Brenda Nevidjon, MSN, RN, FAAN, ONS Chief Executive Officer
Brenda Nevidjon, MSN, RN, FAAN, Chief Executive Officer

The Woodhull Study on Nurses and the Media: Health Care’s Invisible Partner  showed that nurses were quoted in only 4% of health stories in the news media. In 2018, Mason and team published the Woodhull Study Revisited: Nurses’ Representation in Health News Media 20 Years Later. They found that after two decades, only 2% of health stories in the news media quoted nurses; although not statistically significant, the decrease is still a concern. The 1998 study identified that nurses were just starting to move into positions of authority in healthcare systems, a status that might make them more available for journalists.
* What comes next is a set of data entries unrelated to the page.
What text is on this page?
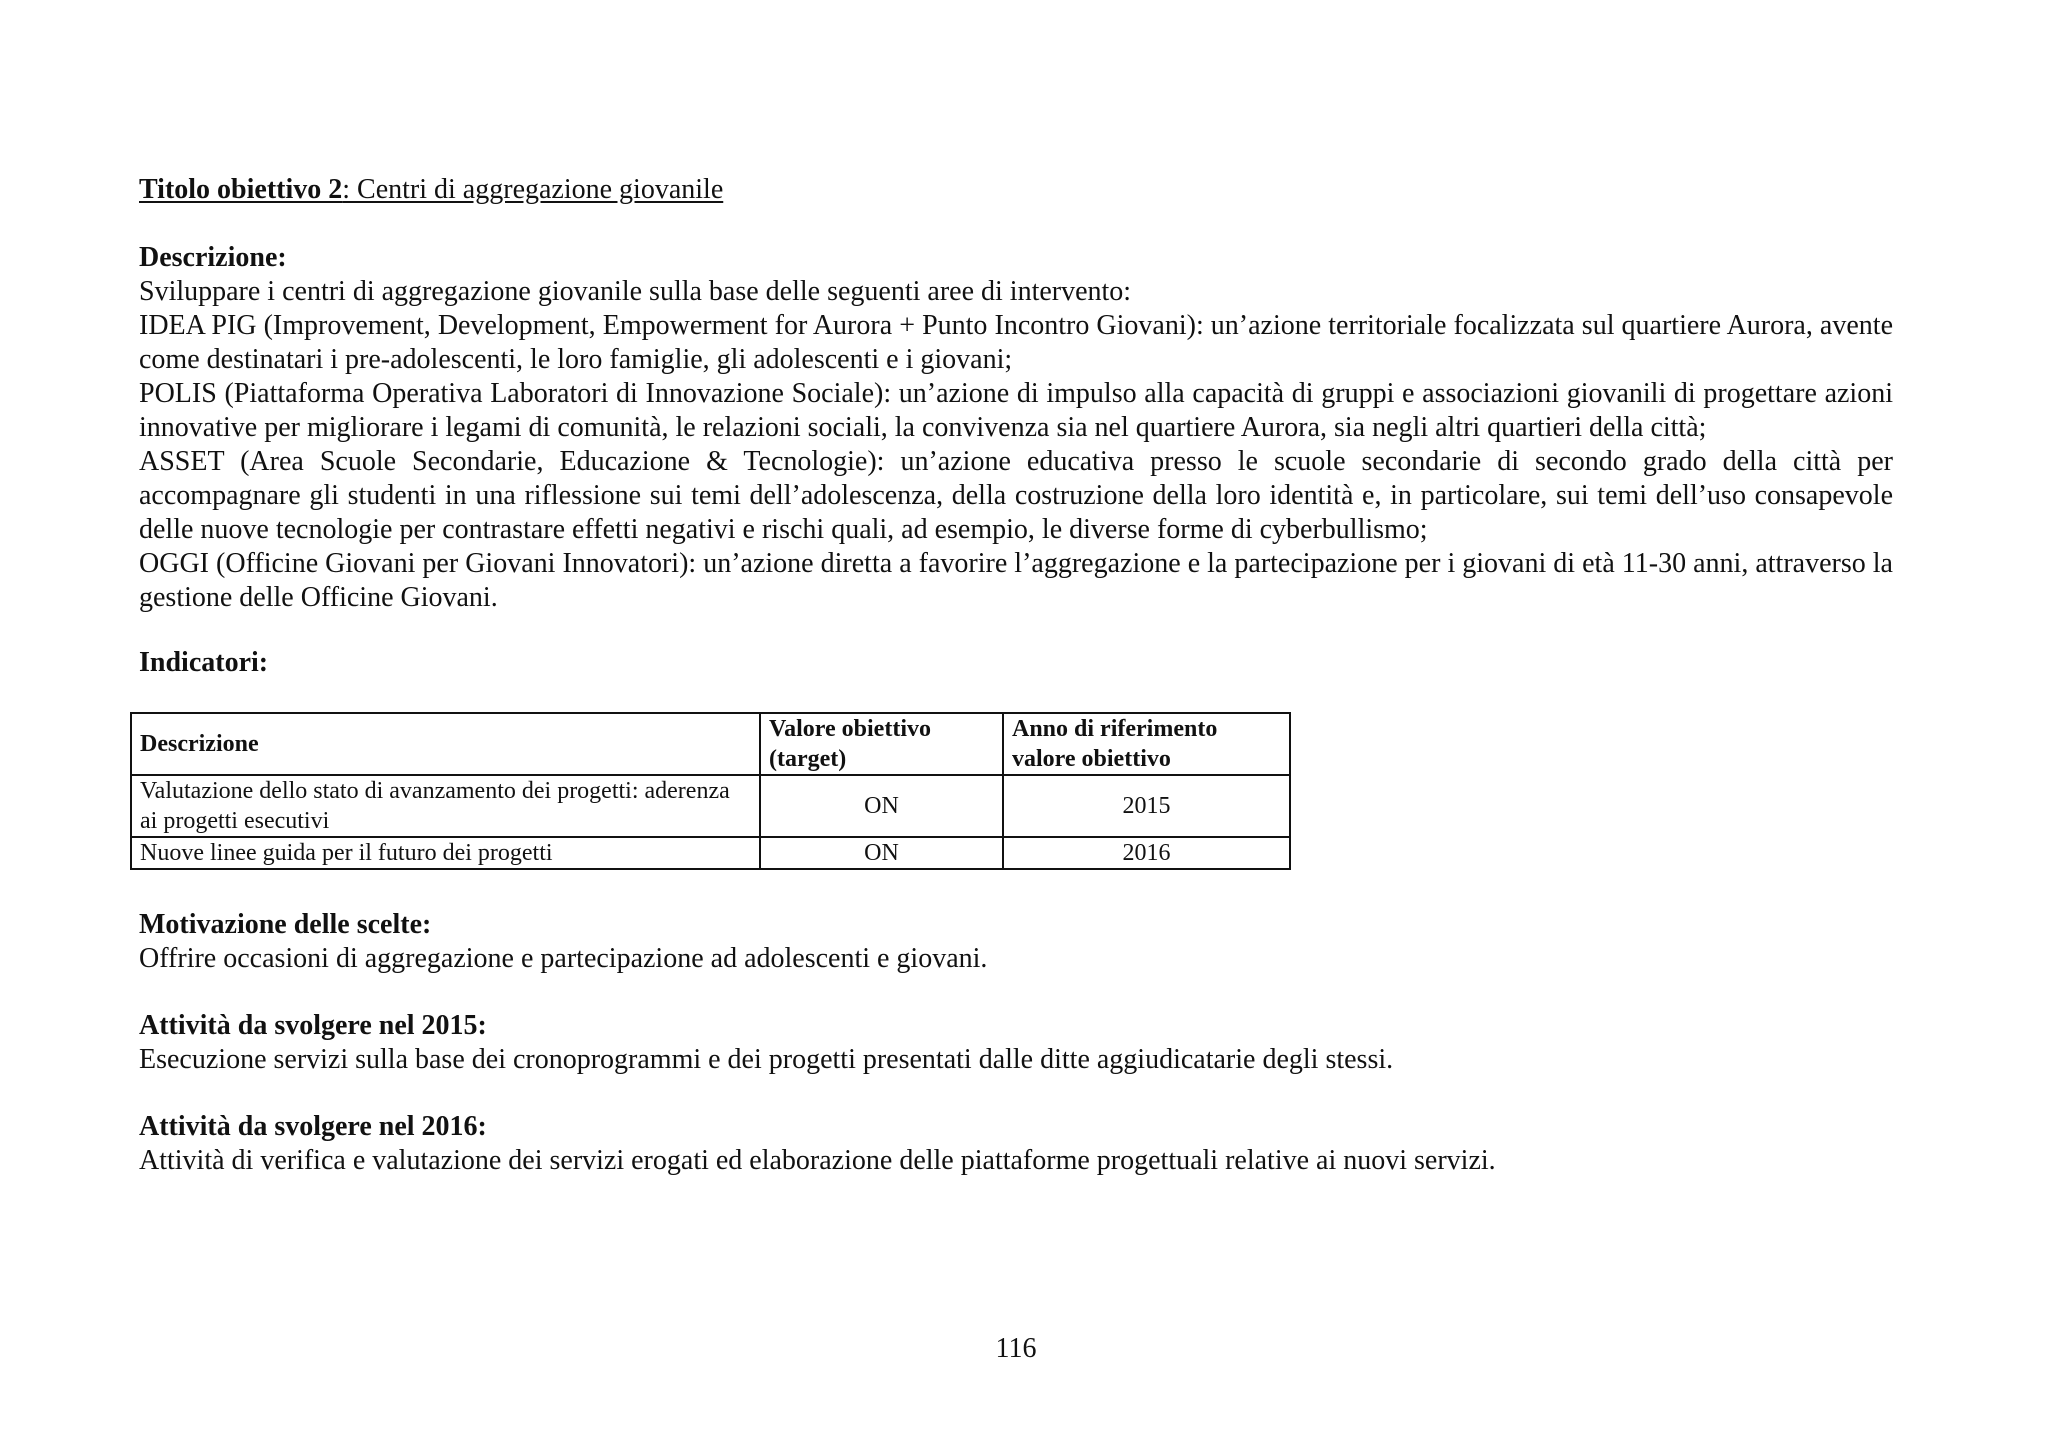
Titolo obiettivo 2: Centri di aggregazione giovanile

Descrizione:

Sviluppare i centri di aggregazione giovanile sulla base delle seguenti aree di intervento:

IDEA PIG (Improvement, Development, Empowerment for Aurora + Punto Incontro Giovani): un’azione territoriale focalizzata sul quartiere Aurora, avente come destinatari i pre-adolescenti, le loro famiglie, gli adolescenti e i giovani;

POLIS (Piattaforma Operativa Laboratori di Innovazione Sociale): un’azione di impulso alla capacità di gruppi e associazioni giovanili di progettare azioni innovative per migliorare i legami di comunità, le relazioni sociali, la convivenza sia nel quartiere Aurora, sia negli altri quartieri della città;

ASSET (Area Scuole Secondarie, Educazione & Tecnologie): un’azione educativa presso le scuole secondarie di secondo grado della città per accompagnare gli studenti in una riflessione sui temi dell’adolescenza, della costruzione della loro identità e, in particolare, sui temi dell’uso consapevole delle nuove tecnologie per contrastare effetti negativi e rischi quali, ad esempio, le diverse forme di cyberbullismo;

OGGI (Officine Giovani per Giovani Innovatori): un’azione diretta a favorire l’aggregazione e la partecipazione per i giovani di età 11-30 anni, attraverso la gestione delle Officine Giovani.

Indicatori:

Descrizione	Valore obiettivo (target)	Anno di riferimento valore obiettivo
Valutazione dello stato di avanzamento dei progetti: aderenza ai progetti esecutivi	ON	2015
Nuove linee guida per il futuro dei progetti	ON	2016

Motivazione delle scelte:

Offrire occasioni di aggregazione e partecipazione ad adolescenti e giovani.

Attività da svolgere nel 2015:

Esecuzione servizi sulla base dei cronoprogrammi e dei progetti presentati dalle ditte aggiudicatarie degli stessi.

Attività da svolgere nel 2016:

Attività di verifica e valutazione dei servizi erogati ed elaborazione delle piattaforme progettuali relative ai nuovi servizi.

116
Yet in 2018, nurses occupied more healthcare leadership positions in diverse sectors but were still not being used as expert sources by journalists. Why?
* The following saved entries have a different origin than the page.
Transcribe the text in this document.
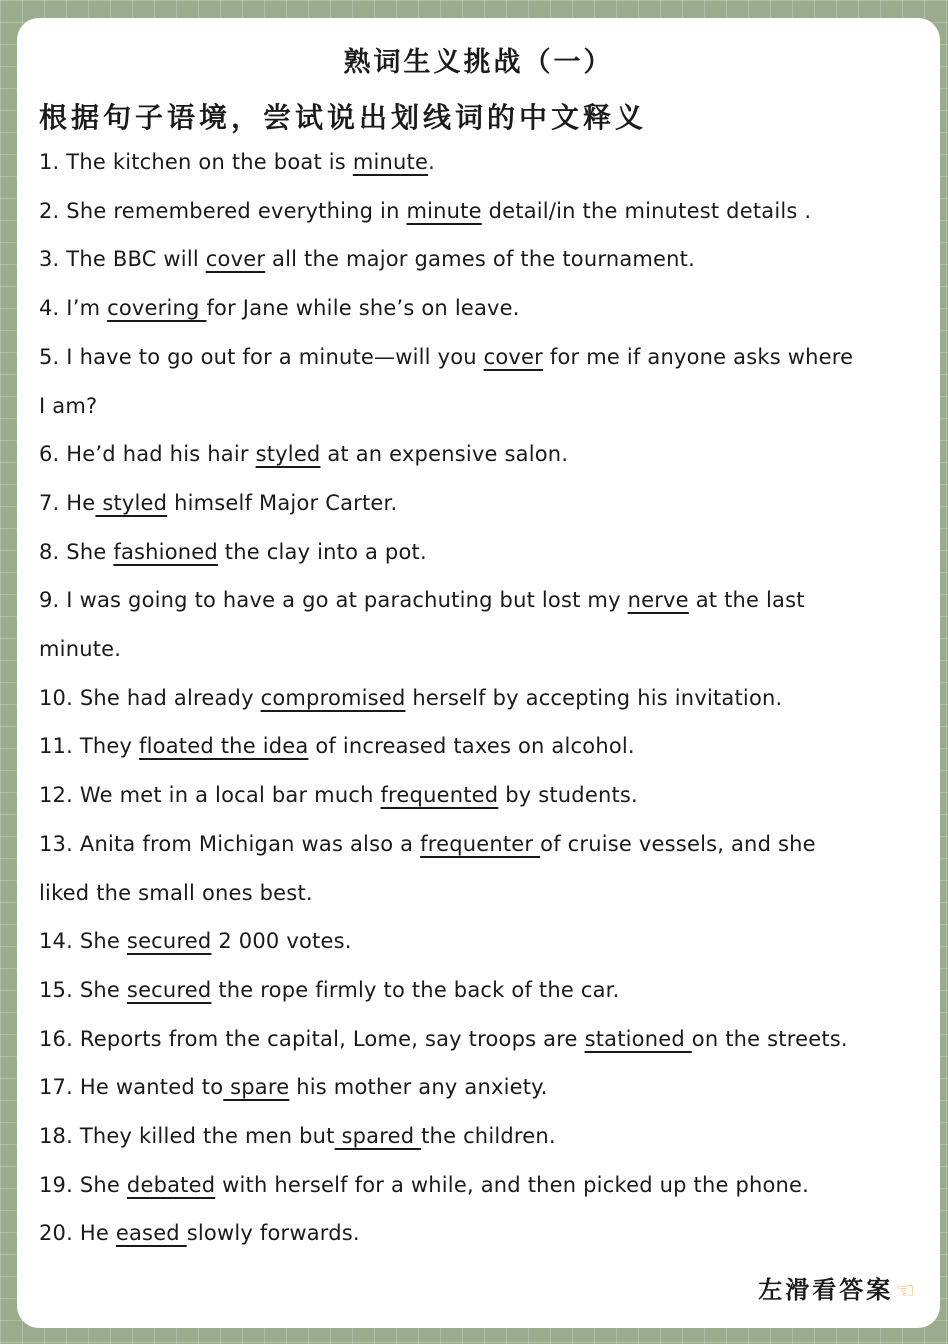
熟词生义挑战（一）
根据句子语境，尝试说出划线词的中文释义
1. The kitchen on the boat is minute.
2. She remembered everything in minute detail/in the minutest details .
3. The BBC will cover all the major games of the tournament.
4. I’m covering for Jane while she’s on leave.
5. I have to go out for a minute—will you cover for me if anyone asks where
I am?
6. He’d had his hair styled at an expensive salon.
7. He styled himself Major Carter.
8. She fashioned the clay into a pot.
9. I was going to have a go at parachuting but lost my nerve at the last
minute.
10. She had already compromised herself by accepting his invitation.
11. They floated the idea of increased taxes on alcohol.
12. We met in a local bar much frequented by students.
13. Anita from Michigan was also a frequenter of cruise vessels, and she
liked the small ones best.
14. She secured 2 000 votes.
15. She secured the rope firmly to the back of the car.
16. Reports from the capital, Lome, say troops are stationed on the streets.
17. He wanted to spare his mother any anxiety.
18. They killed the men but spared the children.
19. She debated with herself for a while, and then picked up the phone.
20. He eased slowly forwards.
左滑看答案☜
In December, I had the opportunity with ONS Senior Marketing Manager Nicole Lininger and representatives from more than two dozen nursing organizations to participate in a media summit hosted by Sigma Theta Tau International Honor Society of Nursing, the Center for Health Policy and Media Engagement at the George Washington University School of Nursing, and the University of Tennessee, Knoxville, College of Nursing. The summit’s purpose was to help attendees develop their capacity for getting their nurse members and priority health issues into local, regional, and national health news. Faculty and journalists engaged with attendees on how to move from silence to voice in health stories.

Some of what we learned is not new to me but a reminder of my past media training. What was critical about this summit, though, was how we looked at the content through an ONS lens. How can ONS support members to develop their voice at the local level? What strategies can we employ at the national level to champion members’ expertise on current headlines in health care? As one faculty member said to me, ONS members have great stories that illustrate any number of cancer topics from access to care to survivorship challenges to caregiver resilience and much more.
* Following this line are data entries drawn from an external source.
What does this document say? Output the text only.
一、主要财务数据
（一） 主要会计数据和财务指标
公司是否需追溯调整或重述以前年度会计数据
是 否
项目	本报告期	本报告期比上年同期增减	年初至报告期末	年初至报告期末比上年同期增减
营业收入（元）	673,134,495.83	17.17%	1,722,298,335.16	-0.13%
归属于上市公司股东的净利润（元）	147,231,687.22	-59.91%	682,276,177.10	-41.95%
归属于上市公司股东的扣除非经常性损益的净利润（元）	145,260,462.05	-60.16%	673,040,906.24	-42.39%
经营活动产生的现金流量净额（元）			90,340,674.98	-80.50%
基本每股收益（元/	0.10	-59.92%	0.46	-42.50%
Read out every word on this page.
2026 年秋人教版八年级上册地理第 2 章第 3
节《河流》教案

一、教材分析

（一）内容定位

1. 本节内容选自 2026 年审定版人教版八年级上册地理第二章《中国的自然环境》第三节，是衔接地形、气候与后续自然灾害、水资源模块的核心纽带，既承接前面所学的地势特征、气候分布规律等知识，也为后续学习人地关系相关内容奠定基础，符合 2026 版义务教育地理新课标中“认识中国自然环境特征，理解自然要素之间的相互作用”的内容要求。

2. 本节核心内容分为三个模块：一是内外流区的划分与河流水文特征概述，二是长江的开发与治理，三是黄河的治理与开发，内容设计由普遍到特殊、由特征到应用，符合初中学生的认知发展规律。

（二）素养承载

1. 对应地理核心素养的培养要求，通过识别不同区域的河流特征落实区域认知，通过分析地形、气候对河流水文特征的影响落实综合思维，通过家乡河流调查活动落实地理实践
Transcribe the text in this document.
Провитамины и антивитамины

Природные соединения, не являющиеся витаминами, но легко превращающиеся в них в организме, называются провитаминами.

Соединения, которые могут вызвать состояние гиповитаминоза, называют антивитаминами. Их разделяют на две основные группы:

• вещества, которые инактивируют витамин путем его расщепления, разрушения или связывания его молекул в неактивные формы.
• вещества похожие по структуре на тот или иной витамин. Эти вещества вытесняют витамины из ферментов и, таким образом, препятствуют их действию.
Interestingly, nurses are often helpful in providing journalists with the context for their stories but they’re rarely quoted as the expert. That typically falls to our physician colleagues for many reasons, including some we can change and some we cannot, but we have an opportunity to improve our presence as experts in the media. Something ONS can do is identify members with specific expertise in one or two topics, rather than a long list. Another is providing consistent education, such as writing effective op-eds or building relationships with healthcare journalists by engaging with them on social media.

To change from silence to voice in the media is not a sprint but a marathon. As your professional home, ONS can take actions now and in the future to support you as experts for journalists. Watch for more to come on this topic, but in the meantime, let us know anytime you are present in the media.